Economy and the workforce
People who work in unskilled labor jobs for a livelihood may become the first human workers to be displaced by the constant use of nanotechnology in the workplace. Layoffs often affect the jobs based around the lowest technology level before attacking jobs with the highest technology level possible. Even had the current global economic slowdown never occurred, nanotechnology would have forced employers to permanently downsize their population base of blue collar employees. It is a given fact that the global economic activity may eventually return to the levels it would have achieved had the recession of the late 2000s never happened; even the Great Depression was a mere blip in the growing economic activity of the world in the previous 100 years. Every major economic era has stimulated a global revolution both in the kinds of jobs that are available to people and the kind of training they need to achieve these jobs.

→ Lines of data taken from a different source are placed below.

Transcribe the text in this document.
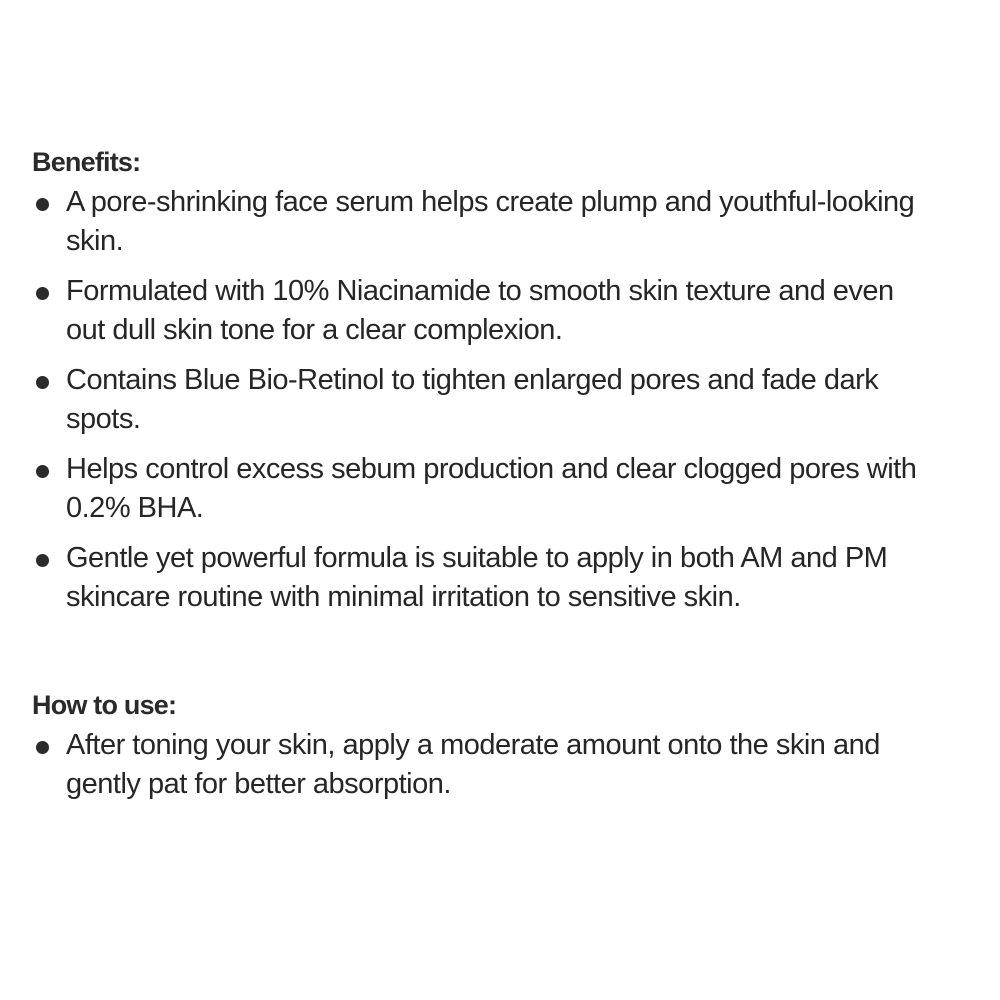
Benefits:
A pore-shrinking face serum helps create plump and youthful-looking
skin.
Formulated with 10% Niacinamide to smooth skin texture and even
out dull skin tone for a clear complexion.
Contains Blue Bio-Retinol to tighten enlarged pores and fade dark
spots.
Helps control excess sebum production and clear clogged pores with
0.2% BHA.
Gentle yet powerful formula is suitable to apply in both AM and PM
skincare routine with minimal irritation to sensitive skin.
How to use:
After toning your skin, apply a moderate amount onto the skin and
gently pat for better absorption.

The world's educational systems have lagged behind in preparing students for the Nanotech Age.
However, jobs are getting less physical and more mental as the technology levels improve. Eventually, work may resemble more like play rather than the traditional back-breaking physical work of earlier centuries. Nanotechnology may be dominant in all sectors of the manufacturing industry. Nanotechnology may eventually replace conventional factories with nanofactories once the economy is viable enough due to their small carbon and physical footprint on the global and regional environment. These nanofactories may be programmed to create additional nanofactories for the cost of nothing but the raw materials and necessary programming once the original project is successful. The miniaturization and transformation of the multi-acre conventional factory into the nanofactory may not interfere with their ability to deliver a high quality product; the product may be of even greater quality due to the lack of human errors in the production stages. Nanofactory systems may use precise atomic precisioning and contribute to making superior quality products that the "bulk chemistry" method used in 20th century and early 21st currently cannot produce.
As a result, the huge factories that currently exist in the early 21st century may be demolished and re-wilded into forests. Just like the Information Age diverted the majority of the working adult population from manual labor in factories to jobs involving computers in offices, the Nanotech Age would shift the computerized workforce in a more complex direction. In addition to simple accounting and clerical duties, white-collar computer jobs would expand into work involving genetics, nanotechnology, and robotics. Women currently outnumber men in the workforce due to the most recent recession to hit the male-dominated manufacturing and automobile sectors, making it possible that the labor force of the Nanotech Age may be female-dominated. Society may refocus itself to recognize the wife as the primary breadwinner while the husband is the homemaker and the caregiver of the children.